To run the project in a docker container, do the following:
- Create a .env file in the root directory of the project with the variables defined in the
.env.example
file. - Build the docker image by running:
docker compose up --build
If the app container fails the first time with a connection error to the db , it means that the db is still initializing. If you want to run the scrappers manually, wait a few seconds and try again.
- Find the container id of the app container by running:
docker ps -a
- Rerun the app container by running:
docker start <container_id>
If you want to run the scrappers in specified interval, add the --schedule
argument to the CMD in the Dockerfile:
- CMD ["poetry", "run", "python3", "main_scrape.py" , "--logging" , "--headless" , "--browser", "firefox" , "--schedule" , "your_desired_interval"] this will eliminate the need to rerun the container manually.
- Create a new class in the
scrappers
folder that inherits from theScrapper_interface
class and implements the methods defined. The class should be namedbookmakername_scrapper.py
. (See thescrappers/novibet_scrapper.py
for an example) - Define date standardization methods by adding them to
date_standardizer
andoption_title_standardizer
instandardizers
- Import and add the scrapper to the scrapper manager
run_scrappers()
method inscrappers/scrapper_manager.py
- Copy/paste novibet scrapper
- Iterate id on self.bookmaker id for the new scrapper in the init
- Add scrapper config file --> map market titles to market ids
- Change class names and/or scrapping procedure in the methods included in get
get_event_details
andget_markets
,get_market_odds
according to the html of the new bookmaker site - Identify all date formats the bookmaker uses for an event and add a format function in
date_standardizer
for each date format (see novibet for example) - Add test url entries to the db
- Test the scrapper and debug
- Add aditional functions as needed depending on the bookmaker site (eg: if you need to change language, or close popups etc)
- When this is done , add the new scrapper to
scrapper_manager
- You are done
All scrappers should sanitize the data they return eg: remove spaces, convert to lowercase, remove special characters , convert odds to float etc This is to ensure that the data is consistent across all scrappers The sanitization should be done inside the respective methods that return a text result
All scrappers should be tested individually to ensure that they return the correct data before being added to the scrapper manager
All dates should be standardized to the following format: YYYY-MM-DD HH:MM:SS
where seconds are usually 0
All dates are standardized by calling the date_standardizer.standardize_date()
method.
All odds should be standardized to the following format: 0.00
where the odds are rounded to 2 decimal places
For each market there exists a specified format for the option title.
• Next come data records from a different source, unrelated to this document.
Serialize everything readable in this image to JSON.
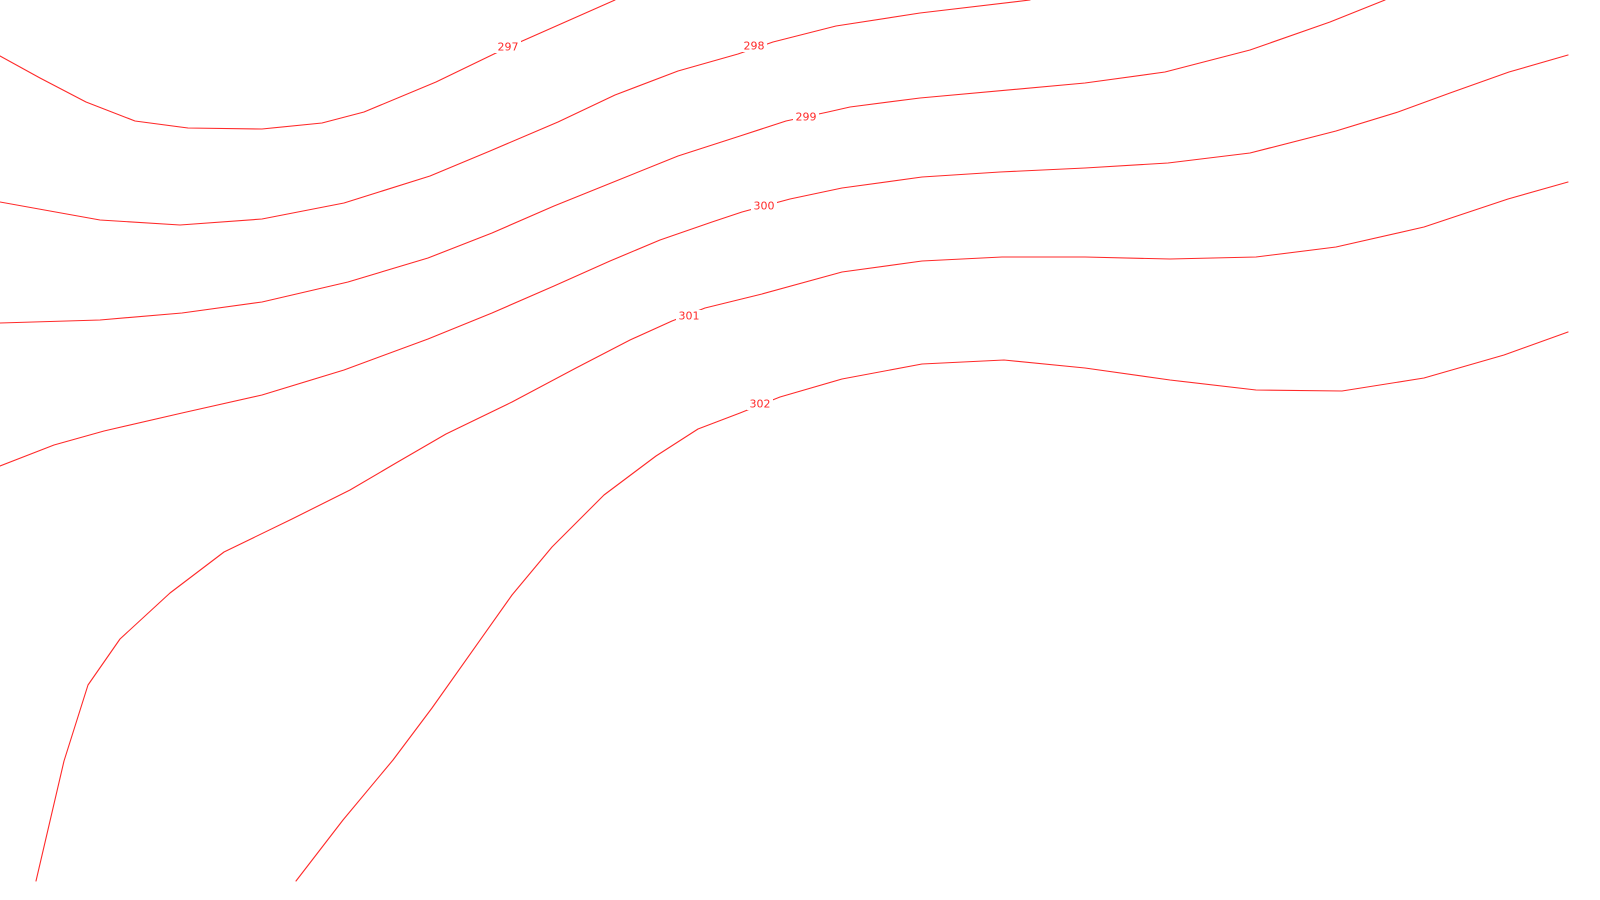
{
  "map": {
    "line_color": "#ff2a2a",
    "background": "#ffffff",
    "contour_interval": 1
  },
  "contours": [
    {
      "level": 297,
      "label": "297"
    },
    {
      "level": 298,
      "label": "298"
    },
    {
      "level": 299,
      "label": "299"
    },
    {
      "level": 300,
      "label": "300"
    },
    {
      "level": 301,
      "label": "301"
    },
    {
      "level": 302,
      "label": "302"
    }
  ]
}
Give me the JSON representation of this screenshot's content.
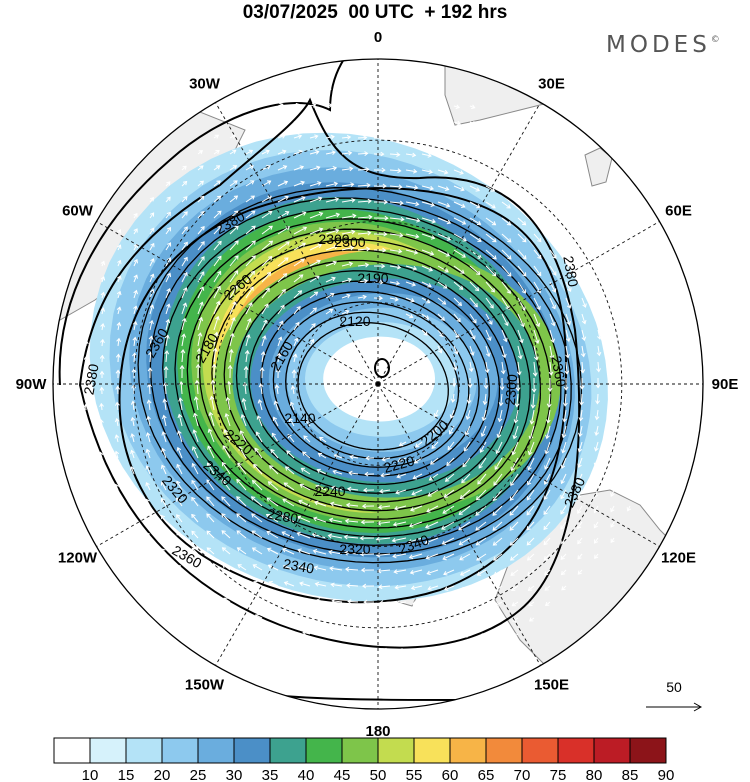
{
  "header": {
    "title": "03/07/2025  00 UTC  + 192 hrs",
    "logo_text": "MODES",
    "logo_mark": "©"
  },
  "map": {
    "projection": "south-polar-stereographic",
    "longitude_labels": [
      {
        "id": "0",
        "text": "0",
        "lon": 0
      },
      {
        "id": "30e",
        "text": "30E",
        "lon": 30
      },
      {
        "id": "60e",
        "text": "60E",
        "lon": 60
      },
      {
        "id": "90e",
        "text": "90E",
        "lon": 90
      },
      {
        "id": "120e",
        "text": "120E",
        "lon": 120
      },
      {
        "id": "150e",
        "text": "150E",
        "lon": 150
      },
      {
        "id": "180",
        "text": "180",
        "lon": 180
      },
      {
        "id": "150w",
        "text": "150W",
        "lon": -150
      },
      {
        "id": "120w",
        "text": "120W",
        "lon": -120
      },
      {
        "id": "90w",
        "text": "90W",
        "lon": -90
      },
      {
        "id": "60w",
        "text": "60W",
        "lon": -60
      },
      {
        "id": "30w",
        "text": "30W",
        "lon": -30
      }
    ],
    "contour_labels": [
      "2380",
      "2380",
      "2380",
      "2380",
      "2360",
      "2360",
      "2360",
      "2360",
      "2340",
      "2340",
      "2340",
      "2320",
      "2320",
      "2300",
      "2300",
      "2280",
      "2260",
      "2240",
      "2220",
      "2220",
      "2200",
      "2190",
      "2180",
      "2160",
      "2140",
      "2120"
    ],
    "vector_reference": {
      "value": "50"
    },
    "colors": {
      "land": "#efefef",
      "coast": "#8a8a8a",
      "graticule": "#111111"
    }
  },
  "colorbar": {
    "ticks": [
      "10",
      "15",
      "20",
      "25",
      "30",
      "35",
      "40",
      "45",
      "50",
      "55",
      "60",
      "65",
      "70",
      "75",
      "80",
      "85",
      "90"
    ],
    "colors": [
      "#ffffff",
      "#d6f2fb",
      "#b4e3f7",
      "#8dc9ee",
      "#6aadde",
      "#4b8fc7",
      "#3da28f",
      "#44b54b",
      "#7ec54a",
      "#c3dc4f",
      "#f8e15a",
      "#f7b447",
      "#f28a3b",
      "#ea5b32",
      "#d93029",
      "#bc1c25",
      "#8c1419"
    ]
  }
}
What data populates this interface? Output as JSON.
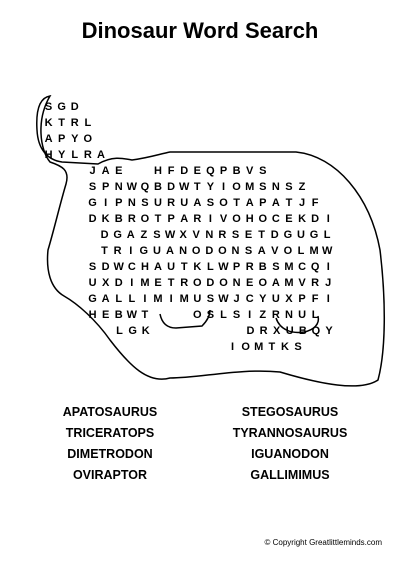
{
  "title": "Dinosaur Word Search",
  "grid_rows": [
    "SGD",
    "KTRL",
    "APYO",
    "HYLRA",
    "JAE  HFDEQPBVS",
    "SPNWQBDWTYIOMSNSZ",
    "GIPNSURUASOTAPATJF",
    "DKBROTPARIVOHOCEKDI",
    "DGAZSWXVNRSETDGUGL",
    "TRIGUANODONSAVOLMW",
    "SDWCHAUTKLWPRBSMCQI",
    "UXDIMETRODONEOAMVRJ",
    "GALLIMIMUSWJCYUXPFI",
    "HEBWT   OSLSIZRNUL",
    "LGK       DRXUBQY",
    "IOMTKS"
  ],
  "words_left": [
    "APATOSAURUS",
    "TRICERATOPS",
    "DIMETRODON",
    "OVIRAPTOR"
  ],
  "words_right": [
    "STEGOSAURUS",
    "TYRANNOSAURUS",
    "IGUANODON",
    "GALLIMIMUS"
  ],
  "copyright": "© Copyright Greatlittleminds.com",
  "colors": {
    "ink": "#000000",
    "background": "#ffffff"
  }
}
All option titles are automatically formatted by calling the option_title_standardizer.standardize_option_title()
method.
For event winner markets the title should be in the following format: 1X2
for 3-way markets and 12
for 2-way markets
For over/under markets the title should be in the following format: Over/Under X.X
where X.X is the value of the over/under eg Over 2.5
, Under 2.5
All markets should be standardized to the following format: market_id
where the market_id is the id of the market in the db.
To do that, the scrapper should have a dictionary called allowed_markets_bookmakername in the relative config file that maps the market titles to the market ids as they are being scrapped.
All event teams are stored in the db as found in the bookmaker site. The scrapper should not change the team names in any way.
The bookmaker id for each new scrapper should be added in the dictionary in the scrappers/configs/general_scrapper_configs.py
file. The id is also initialized in the __init__
method of each scrapper class.